Curiosamente, em tempos, este capataz da selecção, que agora ficou crespo, comungou as mesmas "crenças" e moveu-se nos mesmos "espaços" de um outro Crespo, o Mário, pelo que seria estimulante para a mística das quinas, se o pivô da Sic, se tornasse também comentador desportivo, para podermos avaliar como é que ambos se iriam entender, durante o campeonato do mundo que, por ironia, terá lugar num país de que eles gostavam muito, só que agora já liberto do Apartheid...
06/02/10
De novo o risco do risco?

Letras e traços, só mesmo os dos lápis que figuram no espaço "solidariedades" da barra lateral, e desses não importa a cor.
Quem correu o risco de sentir o risco do lápis azul e sofreu na pele a dureza da perseguição e censura fascistas, não pode ficar indiferente perante a eventual ocorrência de novos cortes e restrições à liberdade de informação, tenham eles a cor que tiverem e seja qual for a forma que configurarem.
05/02/10
Guess...
04/02/10
Preocupação
03/02/10
Encrespados
Tão pouco me agrada a sua insuportável pedantice, sublimada no estilo afectado e no discurso pernóstico.
Além do mais, retenho na memória (como não?), os tempos do ignóbil Apartheid e as cumplicidades pouco recomendáveis, como Kaulzices antigas e Bushices recentes.
Todavia, nada do que precede me impede de experimentar alguma inquietação perante a versão que por aí circula, acerca das intenções de Sócrates relativamente ao jornalista, que, a corresponderem à verdade, são no mínimo preocupantes.

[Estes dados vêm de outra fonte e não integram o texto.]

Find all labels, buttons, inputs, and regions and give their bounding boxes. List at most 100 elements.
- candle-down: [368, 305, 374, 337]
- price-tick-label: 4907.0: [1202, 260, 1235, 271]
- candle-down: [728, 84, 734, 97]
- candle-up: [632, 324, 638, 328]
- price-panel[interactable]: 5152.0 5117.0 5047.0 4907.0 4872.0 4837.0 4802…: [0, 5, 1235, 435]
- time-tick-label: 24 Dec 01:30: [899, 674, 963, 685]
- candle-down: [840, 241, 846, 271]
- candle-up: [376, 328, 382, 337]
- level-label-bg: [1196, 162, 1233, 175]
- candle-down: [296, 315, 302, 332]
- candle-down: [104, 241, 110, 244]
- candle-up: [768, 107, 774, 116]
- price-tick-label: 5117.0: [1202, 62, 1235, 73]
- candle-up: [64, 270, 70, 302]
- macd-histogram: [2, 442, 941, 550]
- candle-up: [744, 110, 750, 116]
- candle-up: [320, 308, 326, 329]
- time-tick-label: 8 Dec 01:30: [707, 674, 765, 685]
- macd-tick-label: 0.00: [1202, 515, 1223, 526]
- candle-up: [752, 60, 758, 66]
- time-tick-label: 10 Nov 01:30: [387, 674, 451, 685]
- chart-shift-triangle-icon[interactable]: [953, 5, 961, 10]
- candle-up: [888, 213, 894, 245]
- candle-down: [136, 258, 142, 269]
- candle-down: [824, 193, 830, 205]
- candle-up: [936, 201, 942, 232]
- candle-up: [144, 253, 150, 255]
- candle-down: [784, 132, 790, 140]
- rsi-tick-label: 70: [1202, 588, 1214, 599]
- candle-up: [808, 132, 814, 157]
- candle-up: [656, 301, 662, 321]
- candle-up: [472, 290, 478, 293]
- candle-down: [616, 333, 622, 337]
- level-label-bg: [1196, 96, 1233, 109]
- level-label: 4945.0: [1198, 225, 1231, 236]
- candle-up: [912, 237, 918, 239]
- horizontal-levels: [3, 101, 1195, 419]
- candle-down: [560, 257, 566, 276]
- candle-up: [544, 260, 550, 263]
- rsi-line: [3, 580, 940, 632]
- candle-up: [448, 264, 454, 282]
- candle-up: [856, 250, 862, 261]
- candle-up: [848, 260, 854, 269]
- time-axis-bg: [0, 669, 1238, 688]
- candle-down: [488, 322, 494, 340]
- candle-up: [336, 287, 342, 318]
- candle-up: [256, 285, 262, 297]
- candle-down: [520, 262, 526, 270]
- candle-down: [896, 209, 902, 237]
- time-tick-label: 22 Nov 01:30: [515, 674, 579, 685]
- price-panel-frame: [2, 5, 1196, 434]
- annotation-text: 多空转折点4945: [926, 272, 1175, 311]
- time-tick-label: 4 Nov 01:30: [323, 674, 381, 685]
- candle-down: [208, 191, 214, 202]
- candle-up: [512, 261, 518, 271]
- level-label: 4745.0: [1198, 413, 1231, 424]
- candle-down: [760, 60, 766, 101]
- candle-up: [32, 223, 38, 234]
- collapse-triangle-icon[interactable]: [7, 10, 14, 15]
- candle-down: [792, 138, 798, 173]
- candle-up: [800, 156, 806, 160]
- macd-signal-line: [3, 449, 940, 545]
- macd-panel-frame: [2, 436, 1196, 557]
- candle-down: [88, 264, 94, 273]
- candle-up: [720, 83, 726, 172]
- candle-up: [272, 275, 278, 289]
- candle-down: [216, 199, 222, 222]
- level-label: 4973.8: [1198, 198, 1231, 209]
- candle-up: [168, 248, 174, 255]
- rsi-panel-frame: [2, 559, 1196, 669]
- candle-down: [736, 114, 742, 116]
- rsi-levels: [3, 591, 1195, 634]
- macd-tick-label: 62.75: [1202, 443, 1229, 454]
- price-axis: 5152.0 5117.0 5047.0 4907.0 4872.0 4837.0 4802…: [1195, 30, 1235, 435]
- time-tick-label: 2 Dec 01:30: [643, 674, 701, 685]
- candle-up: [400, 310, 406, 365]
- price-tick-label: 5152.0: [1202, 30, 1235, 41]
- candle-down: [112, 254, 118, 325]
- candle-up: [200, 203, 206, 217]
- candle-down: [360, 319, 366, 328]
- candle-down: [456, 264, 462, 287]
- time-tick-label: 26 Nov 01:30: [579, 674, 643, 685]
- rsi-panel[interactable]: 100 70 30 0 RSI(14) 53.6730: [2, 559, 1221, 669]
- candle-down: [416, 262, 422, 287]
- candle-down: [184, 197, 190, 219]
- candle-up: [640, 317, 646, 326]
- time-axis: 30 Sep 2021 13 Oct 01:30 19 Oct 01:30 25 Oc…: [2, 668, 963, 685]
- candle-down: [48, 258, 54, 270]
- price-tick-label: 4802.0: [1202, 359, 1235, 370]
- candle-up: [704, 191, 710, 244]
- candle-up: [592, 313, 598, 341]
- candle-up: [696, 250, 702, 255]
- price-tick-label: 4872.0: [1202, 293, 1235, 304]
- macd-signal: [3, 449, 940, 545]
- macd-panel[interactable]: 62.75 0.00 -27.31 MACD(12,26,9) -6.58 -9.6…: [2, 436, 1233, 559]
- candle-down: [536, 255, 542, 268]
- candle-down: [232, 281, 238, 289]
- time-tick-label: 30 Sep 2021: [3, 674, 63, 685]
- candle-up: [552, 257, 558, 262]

Quanto ao mais, para não variar, demarco-me do oportunismo das damas e cavalheiros ofendidos que, na sua maioria, parecem ignorar que, além de telhados de vidro, também têm a memória volátil.
02/02/10
Prévert e o camarada sol (e o que adiante se verá)
Devant la porte de l'usine
le travailleur soudain s'arrête
le beau temps l'a tiré par la veste
et comme il se retourne
et regarde le soleil
tout rouge tout rond
souriant dans son ciel de plomb
il cligne de l'oeil
familièrement
Dis donc camarade Soleil
tu ne trouves pas
que c'est plutôt con
de donner une journée pareille
à un patron?
Jacques Prévert

Sei do sol
Sei do sol nascente
e do ardente
duelo ao sol.
Sei do sol a pino
e do felino
golpe de sol.
Sei do sol latente
e do silente
tanger do sol.
Sei do sol do sul
e do azul
passeio ao sol.
Sei do sol poente
e do cadente
adeus do sol.
Sei tanto do sol,
haja o sol que houver,
sei que não há sol,
como o de Prévert.
Nota: Esta deriva poética (?) é a consequência óbvia do excesso de sol que apanhei ontem à tarde. De vez em quando inspiro-me em Prévert e só espero que 'ele' me perdoe o atrevimento.